ONDE SE CONTE UMA HISTÓRIA QUE BUSQUE SER ADIVINHA ONDE JÁ SÓ FALTE DE QUÊ

Era uma vez uma palavra feia, chame-se-lhe assim. De uso não muito recomendável num qualquer momento, num qualquer lugar, perante quaisquer ouvidos, também com toda a propriedade se lhe atribuiria o rótulo de asneirola, de palavrão, ou mesmo, invocando algum rigor linguístico, de obscenidade. Para menor sacrifício às mãos da erosão das cordas vocais, entretanto, sacrifique-se antes o rigor e designe-se, como se alvitra à partida, por palavra feia. E feia, tão-só, por se saber interditada, por ter intuito verruminoso ao irromper, e não porque a semântica lhe impusesse algum aguilhão mais bicudo nos efeitos, ou porque a contextura gráfica do texto se propusesse desarmónica com ela a sobressair lá dentro, ou ainda porque a específica sonoridade da adjunção silábica resultasse menos agradável na pronúncia. Cumpre até informar, aliás, que no caso em pose se trata de um monossílabo, uma pouca de coisa nenhuma de som gutural, redondo, conciso, fácil de mais, inclusive, e por isso propenso a deslizes.

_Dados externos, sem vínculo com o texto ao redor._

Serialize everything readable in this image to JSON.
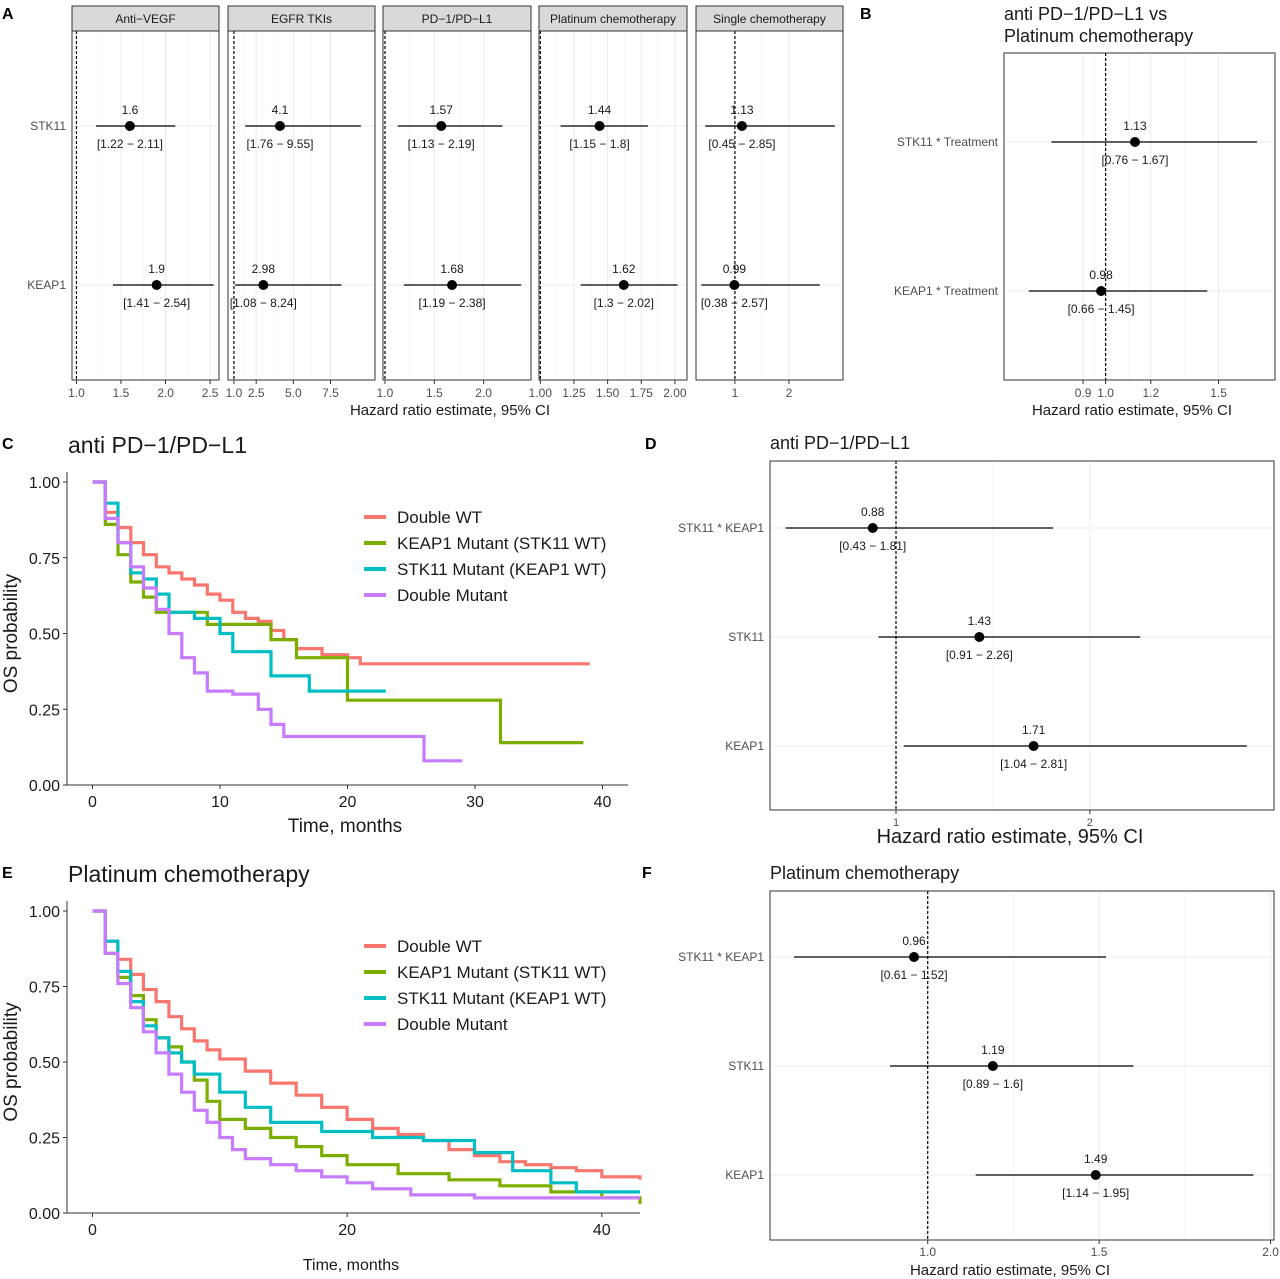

Tendo ascendência tão ancestral e tão semelhante a tantas mais, terá aparecido por a vaguear nas escrituras, como por obra do acaso, há talvez cinco ou seis séculos. E por aí se foi ficando, saltitante de boca em boca, primeiro na treva e depois às claras, e assumindo sem peias e em definitivo o formato presente. Simples, mas exacto. Toda a gente aprendeu e apreendeu, de bom grado, o então novo vocábulo, e sem guardar segredo o guardou na liquidez por debaixo da língua, pronto para saltar e atacar preconceitos e pruridos, ao mais tremelicado dos ensejos por descuido, quando esses mesmos pruridos e preconceitos teimassem em ser equipa de ataque ao bom senso.

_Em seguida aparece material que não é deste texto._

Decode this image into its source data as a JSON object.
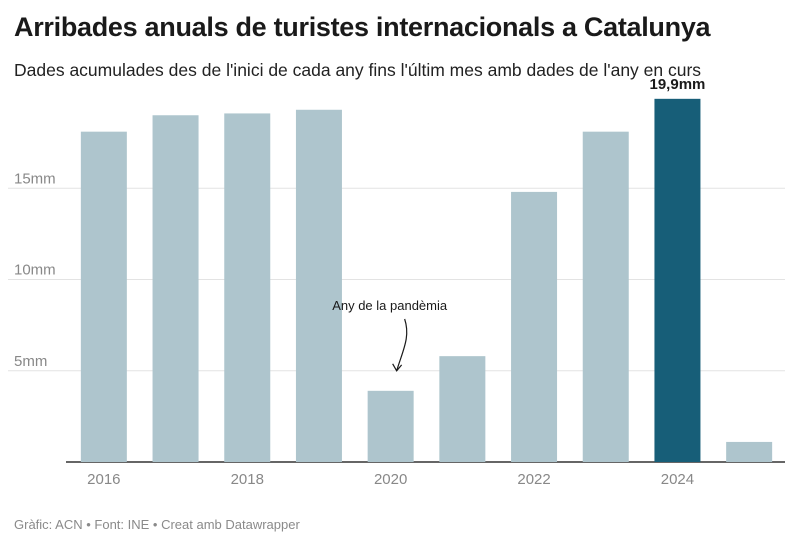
{
  "header": {
    "title": "Arribades anuals de turistes internacionals a Catalunya",
    "subtitle": "Dades acumulades des de l'inici de cada any fins l'últim mes amb dades de l'any en curs"
  },
  "footer": {
    "text": "Gràfic: ACN • Font: INE • Creat amb Datawrapper"
  },
  "colors": {
    "bar": "#aec5cd",
    "highlight": "#175e78",
    "grid": "#e3e3e3",
    "axis": "#333333"
  },
  "chart_data": {
    "type": "bar",
    "categories": [
      "2016",
      "2017",
      "2018",
      "2019",
      "2020",
      "2021",
      "2022",
      "2023",
      "2024",
      "2025"
    ],
    "values": [
      18.1,
      19.0,
      19.1,
      19.3,
      3.9,
      5.8,
      14.8,
      18.1,
      19.9,
      1.1
    ],
    "x_tick_labels": [
      "2016",
      "2018",
      "2020",
      "2022",
      "2024"
    ],
    "y_ticks": [
      {
        "value": 5,
        "label": "5mm"
      },
      {
        "value": 10,
        "label": "10mm"
      },
      {
        "value": 15,
        "label": "15mm"
      }
    ],
    "ylim": [
      0,
      20
    ],
    "highlight_category": "2024",
    "highlight_label": "19,9mm",
    "annotation": {
      "text": "Any de la pandèmia",
      "category": "2020"
    },
    "grid": true
  }
}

Como substantivo paralelo de outros autorizados a circular por onde bem lhes aprouver, desde tratados científicos a novelas de cordel em versão televisiva por não se verem apodados de asneiredo do mais comezinho em imundícies —, tem consagrado o direito, no entanto, de figurar em dicionários, enciclopédias, léxicos. Ou todas as prateleiras onde se arrumem e se encham de poeira as milhentas palavras a não saber ler, a não saber ouvir, a não saber dizer. Nem a escrever.
É um monossílabo, portanto, na versão agora ao dispor. Mas quando os gládios imperialistas, como invasores, começaram a sussurrá-lo e a segredá-lo ao ouvido dos invadidos, ainda era um dissílabo a pedir trato e arreganho de oficina, o que de facto aconteceu, como já antes se disse, muitas centúrias depois. E tem primos, todos eles parecidos uns com os outros e com ele, espalhados por quantas terras e línguas foram varridas pelos mesmos gládios romanos. E também tem filhos e filhas às dezenas, aperfilhados ou bastardos e todos eles passíveis de reconhecimento por terem o nome de quem lhes deu vida no seu, um dignificante privilégio, nem mais, a mensurar.

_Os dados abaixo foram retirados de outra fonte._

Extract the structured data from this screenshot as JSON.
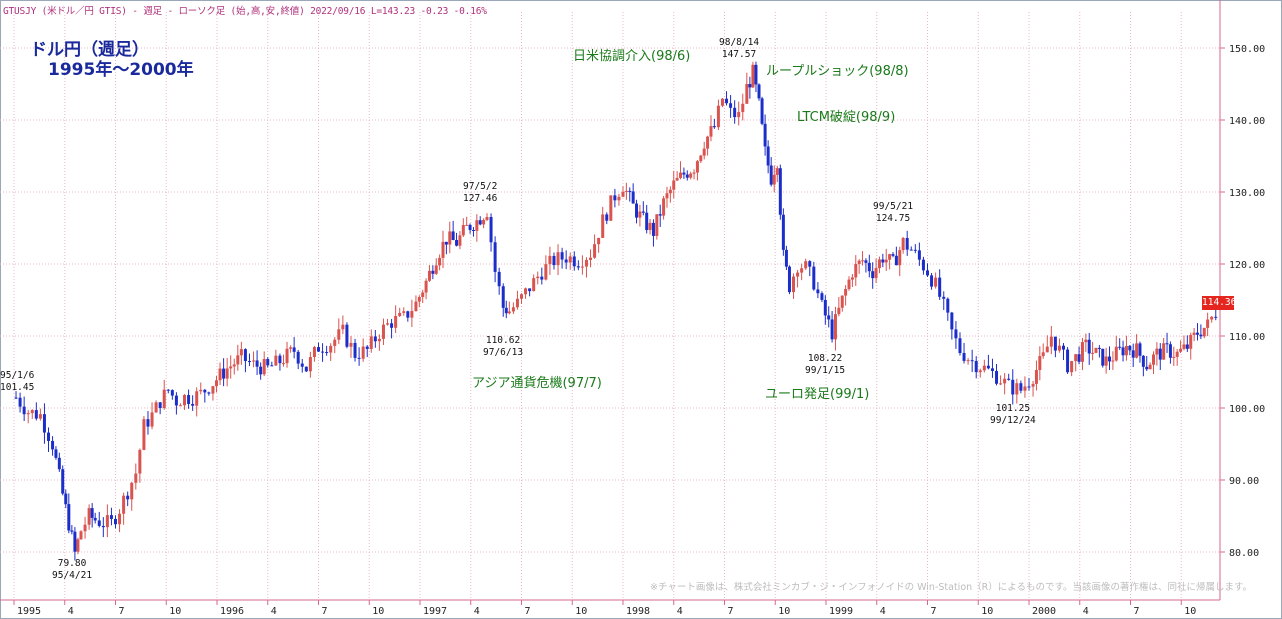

Se nestes túrbidos tempos em avanço se promovesse um concurso de popularidade, no mundo peculiar das palavras mais vezes ensopadas na saliva que as obrigue a cair na rua, esta, apesar de minúscula e por paradoxal que se considere, estaria à frente de todas e em simultâneo por detrás de quantas dela fossem concorrentes. Mas nisso, embora à ganância observado na antes referida turbação contemporânea, bom será não mexer muito. Que ledo e quedo se finque, ou o andaço ainda ganha asas e sem contenção se propaga e chega a todos.

segunda-feira, 9 de fevereiro de 2009

ENQUANTO O TEMPO QUE FAZ FIZER TENÇÃO DE CONTINUAR A MATANÇA

Quanto mais rigoroso for o Inverno, mais velhos morrem. É a lei dos mais débeis a ceder o passo aos de vida ainda em progressão e não já em queda desamparada, sabe-se bem para onde e para quê. Vão será qualquer esforço de inverter o sentido ao andamento ou de outorgar aos calcanhares o comando das operações. Nem parar, por instantes que seja, é possível, quanto mais recuar ou mudar de direcção.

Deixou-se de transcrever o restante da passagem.